Owning a home means you are subject to property taxes which are paid to the county, city and state where you live. While the amount of interest on your mortgage tends to decrease yearly, property taxes tend to increase. This means the ability to deduct these taxes could save you more money each year. Also, should sell your home, be sure to deduct the prorated amount of property taxes paid in that tax year.

4. Home Office

If you work from home, your home office can provide additional tax deductions each year. Homeowners who have a home office are allowed to deduct the amount of monthly mortgage paid based on the square footage of the office as well as a portion of the utility bills, including heat, electric and internet service.

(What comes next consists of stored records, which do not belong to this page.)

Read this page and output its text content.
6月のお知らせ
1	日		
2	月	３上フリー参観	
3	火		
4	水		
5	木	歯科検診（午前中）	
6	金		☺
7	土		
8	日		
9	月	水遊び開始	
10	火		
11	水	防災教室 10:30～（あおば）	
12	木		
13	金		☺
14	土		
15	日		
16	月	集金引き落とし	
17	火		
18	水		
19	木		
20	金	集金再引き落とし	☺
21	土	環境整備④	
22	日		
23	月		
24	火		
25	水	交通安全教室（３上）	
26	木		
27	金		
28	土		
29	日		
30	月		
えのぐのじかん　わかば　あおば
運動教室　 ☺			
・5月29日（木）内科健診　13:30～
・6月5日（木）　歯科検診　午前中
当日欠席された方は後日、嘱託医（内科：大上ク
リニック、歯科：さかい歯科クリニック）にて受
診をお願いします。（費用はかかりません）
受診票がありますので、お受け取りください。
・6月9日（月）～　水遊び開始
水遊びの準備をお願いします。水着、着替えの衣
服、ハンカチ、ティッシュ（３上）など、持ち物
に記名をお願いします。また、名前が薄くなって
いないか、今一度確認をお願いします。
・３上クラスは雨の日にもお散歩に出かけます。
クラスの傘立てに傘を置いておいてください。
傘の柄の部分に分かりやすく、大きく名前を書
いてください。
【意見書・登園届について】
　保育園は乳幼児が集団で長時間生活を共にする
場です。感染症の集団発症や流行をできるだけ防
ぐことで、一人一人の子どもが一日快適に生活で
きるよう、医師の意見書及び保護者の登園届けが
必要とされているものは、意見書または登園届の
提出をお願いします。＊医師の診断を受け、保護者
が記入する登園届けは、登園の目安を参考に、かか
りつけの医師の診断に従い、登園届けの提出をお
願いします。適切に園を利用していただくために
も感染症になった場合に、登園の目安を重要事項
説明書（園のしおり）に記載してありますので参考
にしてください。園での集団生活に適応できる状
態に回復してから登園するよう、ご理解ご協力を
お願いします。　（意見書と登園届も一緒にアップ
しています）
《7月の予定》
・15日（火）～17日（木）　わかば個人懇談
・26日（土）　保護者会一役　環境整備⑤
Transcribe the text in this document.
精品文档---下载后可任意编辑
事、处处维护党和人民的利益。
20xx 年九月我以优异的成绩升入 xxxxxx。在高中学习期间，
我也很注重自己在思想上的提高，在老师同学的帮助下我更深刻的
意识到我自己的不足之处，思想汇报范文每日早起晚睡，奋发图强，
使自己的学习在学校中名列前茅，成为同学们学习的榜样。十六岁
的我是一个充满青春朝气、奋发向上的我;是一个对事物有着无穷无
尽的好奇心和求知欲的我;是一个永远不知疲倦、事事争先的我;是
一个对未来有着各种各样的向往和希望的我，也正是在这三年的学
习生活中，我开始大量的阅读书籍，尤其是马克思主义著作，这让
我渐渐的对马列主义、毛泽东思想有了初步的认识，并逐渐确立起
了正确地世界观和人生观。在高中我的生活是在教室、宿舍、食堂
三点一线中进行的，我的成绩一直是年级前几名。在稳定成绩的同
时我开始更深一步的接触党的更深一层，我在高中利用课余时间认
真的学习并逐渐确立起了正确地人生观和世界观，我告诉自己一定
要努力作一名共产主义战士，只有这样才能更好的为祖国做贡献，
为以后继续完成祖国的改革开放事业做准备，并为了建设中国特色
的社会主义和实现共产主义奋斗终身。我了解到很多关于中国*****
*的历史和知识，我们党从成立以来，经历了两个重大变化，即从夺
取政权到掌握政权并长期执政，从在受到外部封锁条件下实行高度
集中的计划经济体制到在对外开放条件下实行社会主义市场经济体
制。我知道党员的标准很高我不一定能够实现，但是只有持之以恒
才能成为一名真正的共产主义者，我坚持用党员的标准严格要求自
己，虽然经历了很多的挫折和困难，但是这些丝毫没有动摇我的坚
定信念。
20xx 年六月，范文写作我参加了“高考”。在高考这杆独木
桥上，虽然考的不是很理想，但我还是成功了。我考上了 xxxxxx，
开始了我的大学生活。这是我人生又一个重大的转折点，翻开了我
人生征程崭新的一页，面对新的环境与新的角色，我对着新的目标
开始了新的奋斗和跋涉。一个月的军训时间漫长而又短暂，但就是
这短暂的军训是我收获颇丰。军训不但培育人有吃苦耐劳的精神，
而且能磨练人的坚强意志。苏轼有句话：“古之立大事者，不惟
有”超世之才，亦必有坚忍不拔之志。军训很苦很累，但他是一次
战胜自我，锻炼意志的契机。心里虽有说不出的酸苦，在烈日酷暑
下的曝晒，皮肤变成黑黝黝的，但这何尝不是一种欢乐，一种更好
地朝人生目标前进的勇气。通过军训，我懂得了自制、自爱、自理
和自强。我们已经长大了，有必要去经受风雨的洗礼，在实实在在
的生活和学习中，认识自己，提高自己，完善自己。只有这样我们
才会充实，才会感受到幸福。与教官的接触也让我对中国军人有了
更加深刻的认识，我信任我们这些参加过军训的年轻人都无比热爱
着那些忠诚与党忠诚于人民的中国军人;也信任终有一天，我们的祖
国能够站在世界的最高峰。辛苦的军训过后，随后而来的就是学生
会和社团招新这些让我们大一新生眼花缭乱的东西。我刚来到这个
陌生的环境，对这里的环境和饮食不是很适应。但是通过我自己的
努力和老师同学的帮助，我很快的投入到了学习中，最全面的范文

5. Health Related Home Modifications

If modifications to your home are required for health reasons such as improving access by adding a wheelchair ramp or widening doors, the costs of these improvements are deductible. Adding special equipment that is medically required such as an air purifying system for a family member with asthma, or an elevator or bathroom on a lower floor for a patient with a heart condition, these expenses may be deductible all, or in part, from that year’s taxes.

6. Home Improvements

While regular home improvements are not deductible, provided you’ve saved your receipts, you can add the total cost of improvements made over time to the original purchase price of your home to decrease the amount of capital gains tax you would have to pay when you sell.

7. Moving Expenses

In the event that you are required to relocate for work there are deductions available for the expenses associated with moving your family, possessions and even vehicles.

8. Capital Gains When You Sell

Speaking of selling. When it comes time to sell your home the difference between the original purchase price and the sale price is considered capital gains and is considered taxable income. However, as a single homeowner you are allowed up to $250,000, married homeowners up to $500.00, before you are required to pay capital gains tax. While not a deduction, this an an excellent profit to realize before paying taxes

9. Mortgage Interest Credit

If you are a low income homeowner you may be eligible for a mortgage interest credit. Designed to make paying for your home easier, this particular deduction requires a mortgage credit certificate that can be obtained from your local or state government.

10. Prepayment Penalties

Finally, in the event your mortgage has a prepayment penalty, and either for when you sell or are able to pay off the balance early, you are allowed do deduct the amount of the penalty as part of your mortgage interest deduction.

These homeowner deductions* are in place to encourage investment and can go along way in helping you grow that all important nest egg.

*Be sure to consult your CPA or Financial Advisor to be sure you are eligible for these individual deductions.*AFN is not a tax or financial advisor, and individual tax circumstances may vary. Please consult a licensed tax professional and appropriate government agencies to determine tax consequences of home ownership.